Where the Souls of Men are Calling
Where the Souls of Men are Calling
NEW YORK BRITTON PUBLISHING COMPANY Copyright, 1918 By Britton Publishing Company All Rights Reserved Made in U. S. A.
Hillsdale is somewhere in the United States of America —but there are hundreds of Hillsdales!
This particular Hillsdale is no less, no more, than the others. It contains the usual center of business activity clustering about a rather modern hotel. One of its livery stables has been remodelled into a moving-picture house, the other into a garage; one of its newspapers has become a daily, the other still holds to a Friday issue. In its outlying districts will be found hitching racks before the stores. Altogether, Hillsdale might be said to be on the fence, with one leg toward progressiveness, the other still lingering in the past.
Its residences have not grown beyond the rambling, mellow kind, that drowse in poetic languor amidst flowering vines and trees.
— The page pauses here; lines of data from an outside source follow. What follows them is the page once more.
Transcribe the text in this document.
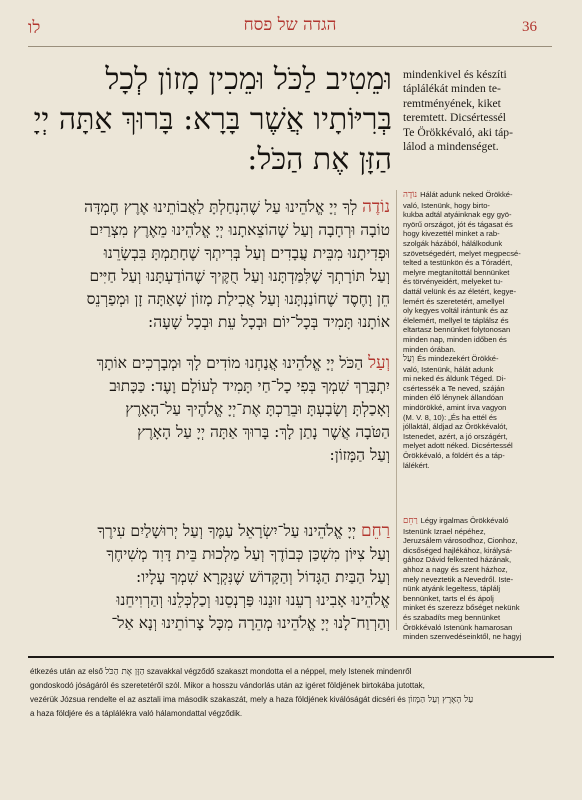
לו	הגדה של פסח	36
וּמֵטִיב לַכֹּל וּמֵכִין מָזוֹן לְכָל
בְּרִיּוֹתָיו אֲשֶׁר בָּרָא: בָּרוּךְ אַתָּה יְיָ
הַזָּן אֶת הַכֹּל:
mindenkivel és készíti
táplálékát minden te-
remtményének, kiket
teremtett. Dicsértessél
Te Örökkévaló, aki táp-
lálod a mindenséget.
נוֹדֶה לְךָ יְיָ אֱלֹהֵינוּ עַל שֶׁהִנְחַלְתָּ לַאֲבוֹתֵינוּ אֶרֶץ חֶמְדָּה
טוֹבָה וּרְחָבָה וְעַל שֶׁהוֹצֵאתָנוּ יְיָ אֱלֹהֵינוּ מֵאֶרֶץ מִצְרַיִם
וּפְדִיתָנוּ מִבֵּית עֲבָדִים וְעַל בְּרִיתְךָ שֶׁחָתַמְתָּ בִּבְשָׂרֵנוּ
וְעַל תּוֹרָתְךָ שֶׁלִּמַּדְתָּנוּ וְעַל חֻקֶּיךָ שֶׁהוֹדַעְתָּנוּ וְעַל חַיִּים
חֵן וָחֶסֶד שֶׁחוֹנַנְתָּנוּ וְעַל אֲכִילַת מָזוֹן שָׁאַתָּה זָן וּמְפַרְנֵס
אוֹתָנוּ תָּמִיד בְּכָל־יוֹם וּבְכָל עֵת וּבְכָל שָׁעָה:
נוֹדֶה Hálát adunk neked Örökké-
való, Istenünk, hogy birto-
kukba adtál atyáinknak egy gyö-
nyörű országot, jót és tágasat és
hogy kivezettél minket a rab-
szolgák házából, hálálkodunk
szövetségedért, melyet megpecsé-
telted a testünkön és a Tóradért,
melyre megtanítottál bennünket
és törvényeidért, melyeket tu-
dattál velünk és az életért, kegye-
lemért és szeretetért, amellyel
oly kegyes voltál irántunk és az
élelemért, mellyel te táplálsz és
eltartasz bennünket folytonosan
minden nap, minden időben és
minden órában.
וְעַל הַכֹּל יְיָ אֱלֹהֵינוּ אֲנַחְנוּ מוֹדִים לָךְ וּמְבָרְכִים אוֹתָךְ
יִתְבָּרַךְ שִׁמְךָ בְּפִי כָל־חַי תָּמִיד לְעוֹלָם וָעֶד: כַּכָּתוּב
וְאָכַלְתָּ וְשָׂבָעְתָּ וּבֵרַכְתָּ אֶת־יְיָ אֱלֹהֶיךָ עַל־הָאָרֶץ
הַטֹּבָה אֲשֶׁר נָתַן לָךְ: בָּרוּךְ אַתָּה יְיָ עַל הָאָרֶץ
וְעַל הַמָּזוֹן:
וְעַל És mindezekért Örökké-
való, Istenünk, hálát adunk
mi neked és áldunk Téged. Di-
csértessék a Te neved, száján
minden élő lénynek állandóan
mindörökké, amint írva vagyon
(M. V. 8, 10): „És ha ettél és
jóllaktál, áldjad az Örökkévalót,
Istenedet, azért, a jó országért,
melyet adott néked. Dicsértessél
Örökkévaló, a földért és a táp-
lálékért.
רַחֵם יְיָ אֱלֹהֵינוּ עַל־יִשְׂרָאֵל עַמֶּךָ וְעַל יְרוּשָׁלַיִם עִירֶךָ
וְעַל צִיּוֹן מִשְׁכַּן כְּבוֹדֶךָ וְעַל מַלְכוּת בֵּית דָּוִד מְשִׁיחֶךָ
וְעַל הַבַּיִת הַגָּדוֹל וְהַקָּדוֹשׁ שֶׁנִּקְרָא שִׁמְךָ עָלָיו:
אֱלֹהֵינוּ אָבִינוּ רְעֵנוּ זוּנֵנוּ פַּרְנְסֵנוּ וְכַלְכְּלֵנוּ וְהַרְוִיחֵנוּ
וְהַרְוַח־לָנוּ יְיָ אֱלֹהֵינוּ מְהֵרָה מִכָּל צָרוֹתֵינוּ וְנָא אַל־
רַחֵם Légy irgalmas Örökkévaló
Istenünk Izrael népéhez,
Jeruzsálem városodhoz, Cionhoz,
dicsőséged hajlékához, királysá-
gához Dávid felkented házának,
ahhoz a nagy és szent házhoz,
mely neveztetik a Nevedről. Iste-
nünk atyánk legeltess, táplálj
bennünket, tarts el és ápolj
minket és szerezz bőséget nekünk
és szabadíts meg bennünket
Örökkévaló Istenünk hamarosan
minden szenvedéseinktől, ne hagyj
étkezés után az első הַזָּן אֶת הַכֹּל szavakkal végződő szakaszt mondotta el a néppel, mely Istenek mindenről
gondoskodó jóságáról és szeretetéről szól. Mikor a hosszu vándorlás után az igéret földjének birtokába jutottak,
vezérük Józsua rendelte el az asztali ima második szakaszát, mely a haza földjének kiválóságát dicséri és עַל הָאָרֶץ וְעַל הַמָּזוֹן
a haza földjére és a táplálékra való hálamondattal végződik.
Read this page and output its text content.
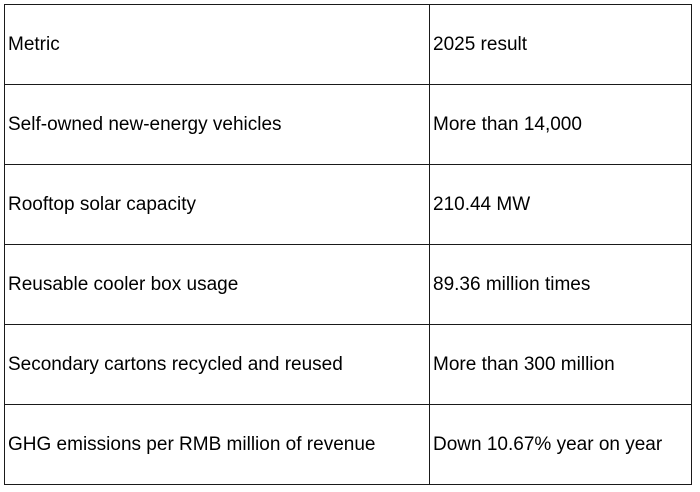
Metric	2025 result
Self-owned new-energy vehicles	More than 14,000
Rooftop solar capacity	210.44 MW
Reusable cooler box usage	89.36 million times
Secondary cartons recycled and reused	More than 300 million
GHG emissions per RMB million of revenue	Down 10.67% year on year
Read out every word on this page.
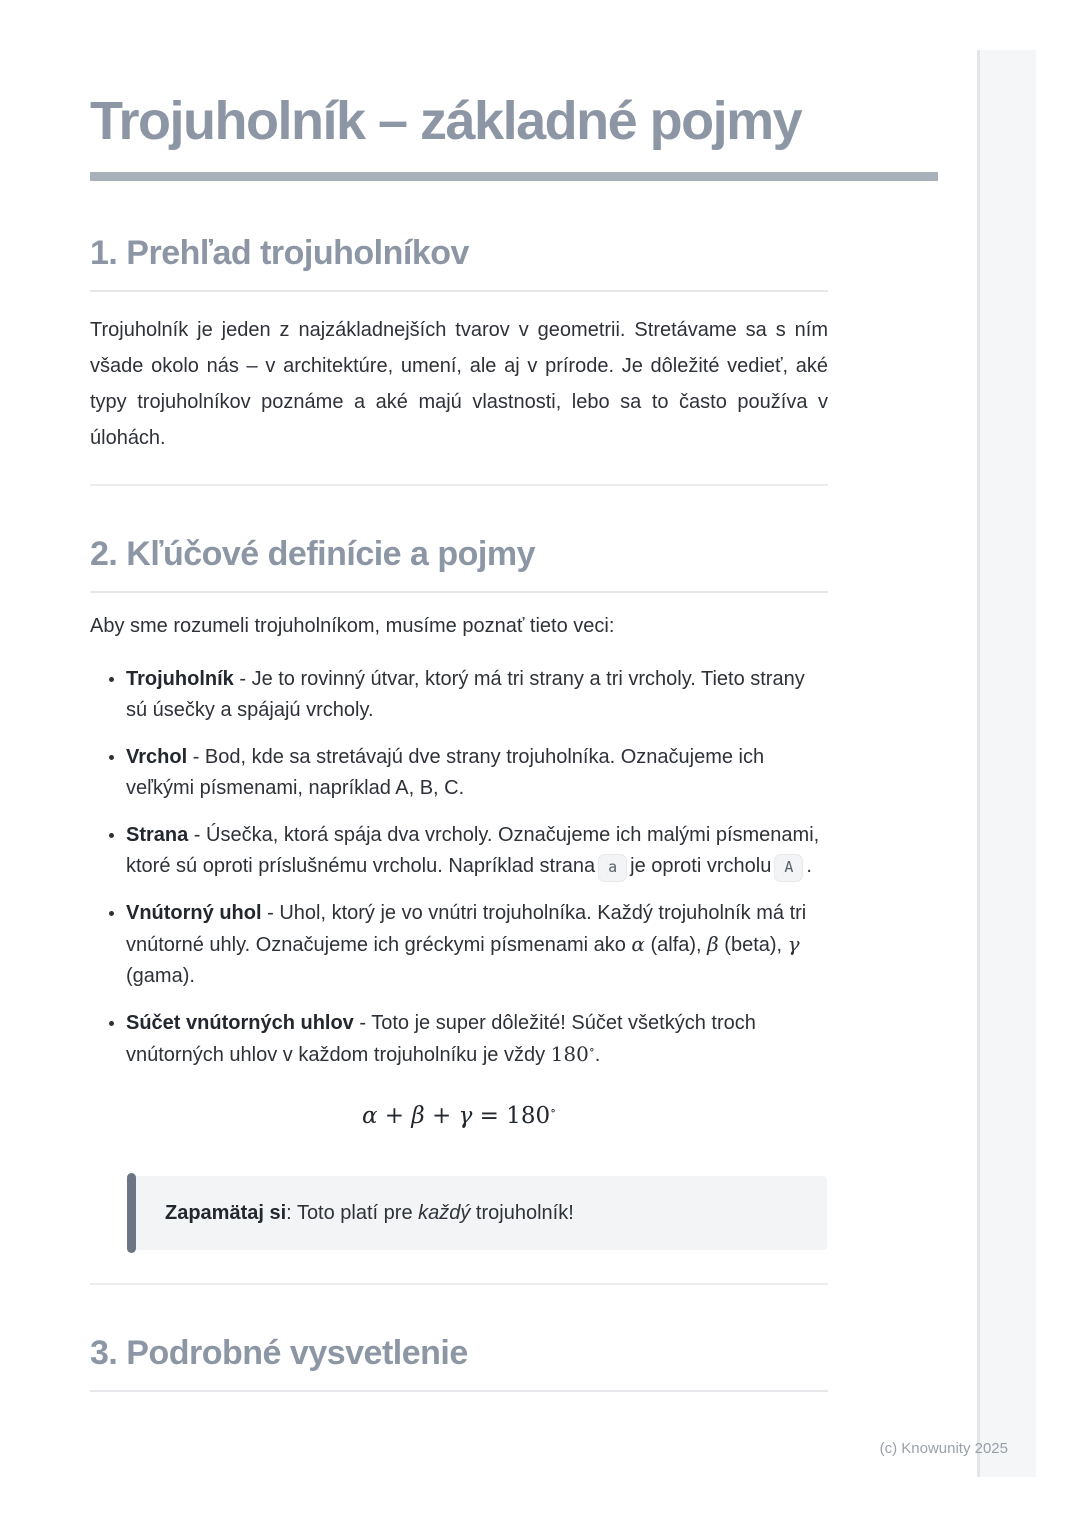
Trojuholník – základné pojmy
1. Prehľad trojuholníkov

Trojuholník je jeden z najzákladnejších tvarov v geometrii. Stretávame sa s ním všade okolo nás – v architektúre, umení, ale aj v prírode. Je dôležité vedieť, aké typy trojuholníkov poznáme a aké majú vlastnosti, lebo sa to často používa v úlohách.

2. Kľúčové definície a pojmy

Aby sme rozumeli trojuholníkom, musíme poznať tieto veci:

• Trojuholník - Je to rovinný útvar, ktorý má tri strany a tri vrcholy. Tieto strany sú úsečky a spájajú vrcholy.
• Vrchol - Bod, kde sa stretávajú dve strany trojuholníka. Označujeme ich veľkými písmenami, napríklad A, B, C.
• Strana - Úsečka, ktorá spája dva vrcholy. Označujeme ich malými písmenami, ktoré sú oproti príslušnému vrcholu. Napríklad strana a je oproti vrcholu A .
• Vnútorný uhol - Uhol, ktorý je vo vnútri trojuholníka. Každý trojuholník má tri vnútorné uhly. Označujeme ich gréckymi písmenami ako α (alfa), β (beta), γ (gama).
• Súčet vnútorných uhlov - Toto je super dôležité! Súčet všetkých troch vnútorných uhlov v každom trojuholníku je vždy 180∘.
α + β + γ = 180∘
Zapamätaj si: Toto platí pre každý trojuholník!
3. Podrobné vysvetlenie
(c) Knowunity 2025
These trees, that also line the streets, meeting in cathedral arches overhead, might be stately elms of New England, poplars of the middle-west, or live-oaks of the south; for it must be strictly borne in mind that Hillsdale is somewhere in the United States.
One mild day in early April, 1917, in the side yard of a corner house well away from traffic noises, two trim little women, Miss Sallie and Miss Veemie Tumpson, were delicately uncovering their tulip beds when Colonel Hampton, passing on his way down town, stopped and raised his hat. An imperceptible agitation rustled their conventional exteriors, since it was an occasion of pleasure when Colonel Hampton paused at anyone's fence. They noticed, however, that his usual geniality was lacking; that the kindly seams in his face were set into lines of sternness.
Well, m'em, he thundered, their damned outrages continue!
Miss Sallie gasped and stared at him, while her more timid sister was too much taken aback to move. In the forty-odd years of their acquaintance with this agreeable product of the mid-Victorian era, this was the first time they had heard an oath pass his lips—without an immediate apology; and the apology had not been forthcoming.